The research paper referenced in conjunction with Figure 3 is Have We Underestimated the Likelihood and Severity of Zero Lower Bound Events? by Hess Chung, Jean-Philippe Laforte, David Reifschneider and John C. Williams:
Before the recent recession, the consensus among researchers was that the zero lower bound (ZLB) probably would not pose a significant problem for monetary policy as long as a central bank aimed for an inflation rate of about 2 percent; some have even argued that an appreciably lower target inflation rate would pose no problems.

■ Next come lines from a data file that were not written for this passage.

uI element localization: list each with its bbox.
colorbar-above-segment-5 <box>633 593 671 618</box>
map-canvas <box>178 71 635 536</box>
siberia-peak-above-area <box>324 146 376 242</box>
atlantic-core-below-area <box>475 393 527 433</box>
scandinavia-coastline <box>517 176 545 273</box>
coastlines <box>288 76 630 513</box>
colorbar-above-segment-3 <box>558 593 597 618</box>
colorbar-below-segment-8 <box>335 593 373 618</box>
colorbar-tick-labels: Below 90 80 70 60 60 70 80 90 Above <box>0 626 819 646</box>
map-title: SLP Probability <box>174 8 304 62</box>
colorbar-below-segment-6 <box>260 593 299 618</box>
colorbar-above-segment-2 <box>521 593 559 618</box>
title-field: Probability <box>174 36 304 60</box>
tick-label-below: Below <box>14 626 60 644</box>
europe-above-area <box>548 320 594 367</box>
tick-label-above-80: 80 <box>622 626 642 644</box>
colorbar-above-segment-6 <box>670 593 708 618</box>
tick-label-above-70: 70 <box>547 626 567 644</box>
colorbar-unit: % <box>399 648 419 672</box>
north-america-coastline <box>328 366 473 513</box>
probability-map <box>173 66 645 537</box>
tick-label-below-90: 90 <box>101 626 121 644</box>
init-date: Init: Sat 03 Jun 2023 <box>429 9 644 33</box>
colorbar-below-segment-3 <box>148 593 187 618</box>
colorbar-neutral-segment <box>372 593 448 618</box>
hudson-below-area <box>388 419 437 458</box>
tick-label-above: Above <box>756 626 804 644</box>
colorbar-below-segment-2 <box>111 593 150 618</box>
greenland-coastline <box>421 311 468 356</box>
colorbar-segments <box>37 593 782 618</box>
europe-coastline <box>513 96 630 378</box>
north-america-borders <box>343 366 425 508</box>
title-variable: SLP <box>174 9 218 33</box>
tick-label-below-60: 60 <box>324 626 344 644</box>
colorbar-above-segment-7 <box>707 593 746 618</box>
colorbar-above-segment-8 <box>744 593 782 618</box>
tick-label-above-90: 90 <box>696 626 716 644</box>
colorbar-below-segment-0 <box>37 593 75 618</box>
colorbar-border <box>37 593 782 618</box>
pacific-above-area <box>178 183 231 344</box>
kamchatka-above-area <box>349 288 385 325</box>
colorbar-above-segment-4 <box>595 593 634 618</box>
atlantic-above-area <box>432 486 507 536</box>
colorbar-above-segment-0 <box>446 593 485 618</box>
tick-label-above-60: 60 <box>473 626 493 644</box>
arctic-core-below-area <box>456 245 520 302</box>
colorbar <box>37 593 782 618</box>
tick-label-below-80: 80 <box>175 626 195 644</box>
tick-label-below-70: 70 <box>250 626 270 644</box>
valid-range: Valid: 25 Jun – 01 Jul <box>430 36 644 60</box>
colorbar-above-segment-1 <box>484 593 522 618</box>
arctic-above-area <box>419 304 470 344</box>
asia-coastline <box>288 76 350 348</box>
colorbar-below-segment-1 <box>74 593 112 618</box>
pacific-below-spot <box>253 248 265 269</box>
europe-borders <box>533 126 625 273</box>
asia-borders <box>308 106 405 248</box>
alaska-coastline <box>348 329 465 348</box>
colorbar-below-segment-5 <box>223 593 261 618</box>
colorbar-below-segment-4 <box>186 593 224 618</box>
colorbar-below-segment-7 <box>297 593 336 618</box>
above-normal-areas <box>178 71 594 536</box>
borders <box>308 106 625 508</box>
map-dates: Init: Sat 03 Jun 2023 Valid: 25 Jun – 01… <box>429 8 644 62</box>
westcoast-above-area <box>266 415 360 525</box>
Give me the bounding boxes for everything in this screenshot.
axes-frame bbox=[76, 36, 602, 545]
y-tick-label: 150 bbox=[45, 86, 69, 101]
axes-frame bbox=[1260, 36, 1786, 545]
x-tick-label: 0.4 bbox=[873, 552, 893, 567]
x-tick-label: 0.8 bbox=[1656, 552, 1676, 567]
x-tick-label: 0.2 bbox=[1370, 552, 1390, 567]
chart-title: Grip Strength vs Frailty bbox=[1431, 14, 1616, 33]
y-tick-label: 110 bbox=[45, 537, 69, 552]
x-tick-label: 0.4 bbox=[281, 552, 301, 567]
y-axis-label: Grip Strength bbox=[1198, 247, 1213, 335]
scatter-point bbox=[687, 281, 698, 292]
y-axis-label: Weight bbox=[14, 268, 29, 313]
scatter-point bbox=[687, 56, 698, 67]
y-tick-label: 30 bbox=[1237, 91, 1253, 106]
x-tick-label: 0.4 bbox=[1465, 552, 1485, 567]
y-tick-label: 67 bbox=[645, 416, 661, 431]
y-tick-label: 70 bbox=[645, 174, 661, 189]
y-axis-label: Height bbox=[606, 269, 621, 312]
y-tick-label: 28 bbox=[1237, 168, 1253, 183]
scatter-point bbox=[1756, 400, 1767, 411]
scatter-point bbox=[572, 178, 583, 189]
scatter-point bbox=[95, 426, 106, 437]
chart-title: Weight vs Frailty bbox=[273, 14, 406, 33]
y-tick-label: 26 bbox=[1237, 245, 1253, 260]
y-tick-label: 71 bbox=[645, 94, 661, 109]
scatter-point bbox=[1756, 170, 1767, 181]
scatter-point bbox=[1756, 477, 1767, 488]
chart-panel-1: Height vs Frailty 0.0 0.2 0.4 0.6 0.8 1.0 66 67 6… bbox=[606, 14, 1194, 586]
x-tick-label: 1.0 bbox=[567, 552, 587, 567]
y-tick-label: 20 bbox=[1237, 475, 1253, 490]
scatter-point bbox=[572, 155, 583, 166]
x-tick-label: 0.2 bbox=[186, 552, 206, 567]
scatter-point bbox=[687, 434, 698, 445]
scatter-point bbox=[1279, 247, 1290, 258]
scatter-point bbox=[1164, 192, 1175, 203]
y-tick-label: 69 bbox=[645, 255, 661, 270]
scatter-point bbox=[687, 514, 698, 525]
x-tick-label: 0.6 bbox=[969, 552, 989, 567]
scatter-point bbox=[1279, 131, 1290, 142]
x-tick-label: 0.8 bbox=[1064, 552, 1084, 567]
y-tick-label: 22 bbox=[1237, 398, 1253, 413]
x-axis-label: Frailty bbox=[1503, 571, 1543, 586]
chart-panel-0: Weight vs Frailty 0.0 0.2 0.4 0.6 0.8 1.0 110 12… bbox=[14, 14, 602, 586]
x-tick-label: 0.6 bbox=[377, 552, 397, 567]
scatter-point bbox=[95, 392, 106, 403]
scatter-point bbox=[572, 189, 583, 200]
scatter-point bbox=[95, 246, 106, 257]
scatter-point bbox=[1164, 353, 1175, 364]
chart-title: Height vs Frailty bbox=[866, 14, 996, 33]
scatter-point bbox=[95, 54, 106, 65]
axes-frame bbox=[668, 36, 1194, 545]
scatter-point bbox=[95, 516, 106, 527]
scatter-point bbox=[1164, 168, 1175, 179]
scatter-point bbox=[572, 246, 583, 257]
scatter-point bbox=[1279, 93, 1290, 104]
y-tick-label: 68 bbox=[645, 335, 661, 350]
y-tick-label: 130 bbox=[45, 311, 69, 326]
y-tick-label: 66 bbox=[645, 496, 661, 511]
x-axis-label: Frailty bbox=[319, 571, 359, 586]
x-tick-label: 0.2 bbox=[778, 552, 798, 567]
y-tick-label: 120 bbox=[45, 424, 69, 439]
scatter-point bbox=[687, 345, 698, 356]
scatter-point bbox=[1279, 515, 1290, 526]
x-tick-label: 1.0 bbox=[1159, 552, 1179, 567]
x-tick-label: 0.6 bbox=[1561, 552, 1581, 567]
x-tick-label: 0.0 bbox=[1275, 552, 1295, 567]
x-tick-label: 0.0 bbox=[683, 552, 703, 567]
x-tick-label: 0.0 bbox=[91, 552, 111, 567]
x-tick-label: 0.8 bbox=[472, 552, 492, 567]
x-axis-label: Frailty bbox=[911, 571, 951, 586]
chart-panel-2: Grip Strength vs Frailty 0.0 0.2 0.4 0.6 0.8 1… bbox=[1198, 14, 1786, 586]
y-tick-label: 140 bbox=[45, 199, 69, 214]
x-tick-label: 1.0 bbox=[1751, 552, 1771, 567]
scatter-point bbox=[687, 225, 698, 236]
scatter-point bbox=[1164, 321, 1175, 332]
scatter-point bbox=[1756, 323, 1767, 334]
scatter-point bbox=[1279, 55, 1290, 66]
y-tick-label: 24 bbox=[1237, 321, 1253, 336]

This paper reexamines this consensus in the wake of the financial crisis, which has seen policy rates at their effective lower bound for more than two years in the United States and Japan and near zero in many other countries. We conduct our analysis using a set of structural and time series statistical models. We find that the decline in economic activity and interest rates in the United States has generally been well outside forecast confidence bands of many empirical macroeconomic models. In contrast, the decline in inflation has been less surprising. We identify a number of factors that help to account for the degree to which models were surprised by recent events. First, uncertainty about model parameters and latent variables, which were typically ignored in past research, significantly increases the probability of hitting the ZLB. Second, models that are based primarily on the Great Moderation period severely understate the incidence and severity of ZLB events. Third, the propagation mechanisms and shocks embedded in standard DSGE models appear to be insufficient to generate sustained periods of policy being stuck at the ZLB, such as we now observe. We conclude that past estimates of the incidence and effects of the ZLB were too low and suggest a need for a general reexamination of the empirical adequacy of standard models. In addition to this statistical analysis, we show that the ZLB probably had a first-order impact on macroeconomic outcomes in the United States. Finally, we analyze the use of asset purchases as an alternative monetary policy tool when short-term interest rates are constrained by the ZLB, and find that the Federal Reserve’s asset purchases have been effective at mitigating the economic costs of the ZLB. In particular, model simulations indicate that the past and projected expansion of the Federal Reserve’s securities holdings since late 2008 will lower the unemployment rate, relative to what it would have been absent the purchases, by 1½ percentage points by 2012. In addition, we find that the asset purchases have probably prevented the U.S. economy from falling into deflation.